Early stop: deconditioning in advance sees in discovery training process that the validation error for verifying collection will not become again
When change, training can be automatically stopped after k wheel, and k is settable.Invalid training process, training for promotion effect will not thus occur
Rate.
CheckPoint technology: the technology can automatically save training pattern optimal in training process, even if being abnormal
Training is caused to stop that training result can also be saved in time.
5, model tuning
Model tuning function adjusts the hyper parameter of model using hyopt, and major parameter includes:
Iteration wheel number epochs
Learning rate learning_rate
Setting tree depth max_depth
Learner leaf maximum number max_leaves
The quantity number n_estimators of weak learner
Loss function objective
6, model prediction
Offline prediction: being predicted in model after tuning using the data in training set, and
Prediction in real time: grabbing data from database in real time and predicted, shows prediction result and is inserted into the new data
Into historical data, in case doing training set use when later period more new model.

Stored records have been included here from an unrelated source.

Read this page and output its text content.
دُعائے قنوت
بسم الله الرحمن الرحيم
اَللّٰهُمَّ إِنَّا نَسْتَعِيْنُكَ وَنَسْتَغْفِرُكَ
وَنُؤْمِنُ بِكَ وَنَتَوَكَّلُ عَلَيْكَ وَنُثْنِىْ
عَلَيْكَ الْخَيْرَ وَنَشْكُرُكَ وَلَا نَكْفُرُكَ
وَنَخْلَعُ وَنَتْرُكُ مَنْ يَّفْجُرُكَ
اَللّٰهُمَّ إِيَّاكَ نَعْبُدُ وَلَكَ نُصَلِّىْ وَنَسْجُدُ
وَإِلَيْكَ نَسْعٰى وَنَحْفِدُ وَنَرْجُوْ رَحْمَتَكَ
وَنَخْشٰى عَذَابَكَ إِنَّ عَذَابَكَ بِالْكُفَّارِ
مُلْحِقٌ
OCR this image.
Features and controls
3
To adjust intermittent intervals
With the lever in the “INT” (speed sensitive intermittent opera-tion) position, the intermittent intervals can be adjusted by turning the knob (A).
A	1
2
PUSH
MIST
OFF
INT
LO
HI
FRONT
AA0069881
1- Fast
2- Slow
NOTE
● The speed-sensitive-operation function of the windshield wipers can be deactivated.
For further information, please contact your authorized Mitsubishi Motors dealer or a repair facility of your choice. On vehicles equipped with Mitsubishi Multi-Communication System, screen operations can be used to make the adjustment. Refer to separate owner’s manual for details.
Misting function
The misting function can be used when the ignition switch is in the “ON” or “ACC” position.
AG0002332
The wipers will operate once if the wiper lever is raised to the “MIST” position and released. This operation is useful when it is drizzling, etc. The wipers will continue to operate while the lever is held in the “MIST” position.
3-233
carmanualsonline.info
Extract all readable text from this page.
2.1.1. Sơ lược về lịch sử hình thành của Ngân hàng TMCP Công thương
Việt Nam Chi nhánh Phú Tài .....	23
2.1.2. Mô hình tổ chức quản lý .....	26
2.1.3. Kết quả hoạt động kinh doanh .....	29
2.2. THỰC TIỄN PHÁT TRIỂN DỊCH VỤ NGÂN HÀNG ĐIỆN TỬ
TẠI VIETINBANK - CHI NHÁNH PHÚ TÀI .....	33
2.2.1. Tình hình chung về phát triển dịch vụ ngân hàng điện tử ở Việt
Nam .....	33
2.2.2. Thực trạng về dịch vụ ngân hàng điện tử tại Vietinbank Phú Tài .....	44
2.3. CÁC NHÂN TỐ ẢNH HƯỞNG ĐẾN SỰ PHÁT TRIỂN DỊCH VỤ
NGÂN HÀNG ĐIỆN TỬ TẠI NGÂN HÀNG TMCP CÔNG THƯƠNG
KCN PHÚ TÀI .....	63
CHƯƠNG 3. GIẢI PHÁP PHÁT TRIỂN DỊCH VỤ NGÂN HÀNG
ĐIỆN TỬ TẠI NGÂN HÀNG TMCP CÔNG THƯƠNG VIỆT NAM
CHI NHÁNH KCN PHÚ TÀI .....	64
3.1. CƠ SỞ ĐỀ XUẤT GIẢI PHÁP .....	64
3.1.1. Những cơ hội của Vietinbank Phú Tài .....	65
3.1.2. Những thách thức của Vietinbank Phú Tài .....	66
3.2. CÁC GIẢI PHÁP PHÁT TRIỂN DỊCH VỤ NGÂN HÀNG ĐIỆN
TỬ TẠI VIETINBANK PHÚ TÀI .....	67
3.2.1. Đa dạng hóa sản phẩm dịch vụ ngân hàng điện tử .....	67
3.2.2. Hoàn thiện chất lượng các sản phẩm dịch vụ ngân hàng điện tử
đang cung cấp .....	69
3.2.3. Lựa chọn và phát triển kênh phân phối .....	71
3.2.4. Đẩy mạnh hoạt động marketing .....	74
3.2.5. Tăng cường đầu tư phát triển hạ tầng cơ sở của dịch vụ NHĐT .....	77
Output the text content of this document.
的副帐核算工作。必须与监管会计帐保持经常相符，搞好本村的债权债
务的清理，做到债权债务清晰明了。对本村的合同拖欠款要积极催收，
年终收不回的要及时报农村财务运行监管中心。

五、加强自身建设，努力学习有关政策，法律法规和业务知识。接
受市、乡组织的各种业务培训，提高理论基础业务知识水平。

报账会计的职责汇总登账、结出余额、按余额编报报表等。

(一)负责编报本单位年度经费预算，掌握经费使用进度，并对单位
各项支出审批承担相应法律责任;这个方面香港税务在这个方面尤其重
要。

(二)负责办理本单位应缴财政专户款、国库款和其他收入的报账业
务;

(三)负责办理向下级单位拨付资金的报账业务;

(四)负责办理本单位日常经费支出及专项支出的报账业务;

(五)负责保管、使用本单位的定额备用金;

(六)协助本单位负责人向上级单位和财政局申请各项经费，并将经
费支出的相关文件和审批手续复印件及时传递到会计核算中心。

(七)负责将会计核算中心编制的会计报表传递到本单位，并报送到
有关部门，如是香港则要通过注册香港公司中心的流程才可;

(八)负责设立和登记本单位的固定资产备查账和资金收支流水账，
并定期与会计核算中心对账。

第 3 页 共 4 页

In addition, there are many concrete methods of realizing and approach of the invention, the above is only a preferred embodiment of the present invention.
It should be pointed out that for those skilled in the art, without departing from the principle of the present invention, can also do
Several improvements and modifications out, these modifications and embellishments should also be considered as the scope of protection of the present invention.What is be not known in the present embodiment is each
The available prior art of component part is realized.